Nach dem Zweiten Weltkrieg blieb die Idee des Réduit in den Köpfen. Die Schweiz war in der Überzeugung gefangen, dass die Neutralität und das Konzept des Réduit sie vor einer Invasion der deutschen Wehrmacht bewahrt hätte. Sie betrachtete sich als Sonderfall. Die Dinge, die sich ausserhalb des Landes abspielten, wurden einseitig aus schweizerischer Perspektive beurteilt. Auch die geistige Landesverteidigung, die vor und während des Krieges gepredigt worden war, wirkte weiter. All dies führte zu Denkmustern wie der Petitpierre-Doktrin, wonach die Neutralität die Mitgliedschaft in einer «politischen» internationalen Organisation ausschloss. Max Petitpierre war der Schweizer Aussenminister der Jahre 1945–1961. Als wichtigste Prinzipien beim Eingehen internationaler Vereinbarungen wurden angesehen: Wahrung der Neutralität und Souveränität, zwischenstaatlicher (intergouvernementaler) Charakter, Fehlen supranationaler Entscheidungsstrukturen wie zentrale Überwachung und übergeordnetes Gericht, Zustimmungserfordernis der Schweiz zu Änderungen, Kündbarkeit, Kontrolle des Personenverkehrs und Schutz der Schweizer Landwirtschaft. Aufgrund dieser Einschränkungen war die schweizerische Aussenpolitik weitgehend Aussenwirtschaftspolitik. Zentrales Element war und ist das Bestreben der Schweiz, den freien Zugang ihrer Wirtschaft zu ausländischen Märkten zu sichern und, wenn nötig, ihre Wirtschaft auch international zu integrieren, solange damit kein politisches Engagement verbunden war. Kommentatoren sprechen von einer Entpolitisierung und Ökonomisierung der Aussenpolitik. Der St. Galler Politikwissenschaftler Alois Riklin hat diese Haltung als «wirtschaftliche Integration ohne politische Partizipation» bezeichnet.

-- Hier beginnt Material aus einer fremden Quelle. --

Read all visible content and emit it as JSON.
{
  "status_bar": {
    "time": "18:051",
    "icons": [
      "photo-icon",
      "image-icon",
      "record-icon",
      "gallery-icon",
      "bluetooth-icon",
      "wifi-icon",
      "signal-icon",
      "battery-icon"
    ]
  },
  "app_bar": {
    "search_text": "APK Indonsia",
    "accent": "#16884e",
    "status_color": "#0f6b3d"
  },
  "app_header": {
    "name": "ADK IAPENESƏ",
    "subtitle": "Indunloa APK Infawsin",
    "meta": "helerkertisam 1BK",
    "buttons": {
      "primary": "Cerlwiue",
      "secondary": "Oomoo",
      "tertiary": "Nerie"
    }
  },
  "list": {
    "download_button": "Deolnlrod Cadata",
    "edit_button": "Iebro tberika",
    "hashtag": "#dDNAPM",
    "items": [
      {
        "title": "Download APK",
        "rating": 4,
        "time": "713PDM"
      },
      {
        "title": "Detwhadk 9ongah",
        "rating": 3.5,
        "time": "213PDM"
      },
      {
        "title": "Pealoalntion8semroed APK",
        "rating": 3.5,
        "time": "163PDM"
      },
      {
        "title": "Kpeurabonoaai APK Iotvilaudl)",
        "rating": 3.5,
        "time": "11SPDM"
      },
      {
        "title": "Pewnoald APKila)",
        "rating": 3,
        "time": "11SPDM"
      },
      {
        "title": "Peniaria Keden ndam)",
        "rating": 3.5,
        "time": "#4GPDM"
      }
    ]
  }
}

Auf globaler Ebene führte die genannte Haltung dazu, dass die Schweiz der UNO und dem GATT verspätet beitrat. Aufgrund ihrer Neutralitätspolitik hatte die Schweiz weder Deutschland vor dem 1. März 1945 den Krieg erklärt noch die Erklärung der Vereinten Nationen vom 1. Januar 1942 zur Formalisierung und Bekräftigung der zuvor beschlossenen Atlantik-Charta unterzeichnet. Das Land erhielt daher keine Einladung zur Teilnahme an der Gründungskonferenz der Vereinten Nationen. Aus Gründen der Neutralität unternahm das Land auch keine Anstrengungen, den Vereinten Nationen beizutreten. Der Bundesrat versuchte jedoch, das Abseitsstehen durch den Beitritt zu einer Reihe von Sonderorganisationen der Vereinten Nationen auszugleichen. Die Weltorganisation für geistiges Eigentum WIPO ist eine davon. Sie wurde am 14. Juli 1967 durch ein 1970 in Kraft getretenes Übereinkommen in Stockholm gegründet und hat ihren Sitz in Genf. 1974 wurde die WIPO zu einer Sonderorganisation im System der Vereinten Nationen. Um ein weiteres Beispiel zu nennen: Die Schweiz ist seit 1919 auch Mitglied der International Labour Organisation ILO. Seit ihrer Gründung 1946 und trotz der Tatsache, dass die Schweiz nicht Mitglied war, war Genf von Anfang an der wichtigste europäische UNO-Sitz. Die Schweizer UNO-Mitgliedschaft wurde 1986 abgelehnt, erst ein zweiter Versuch im Jahr 2002 war erfolgreich.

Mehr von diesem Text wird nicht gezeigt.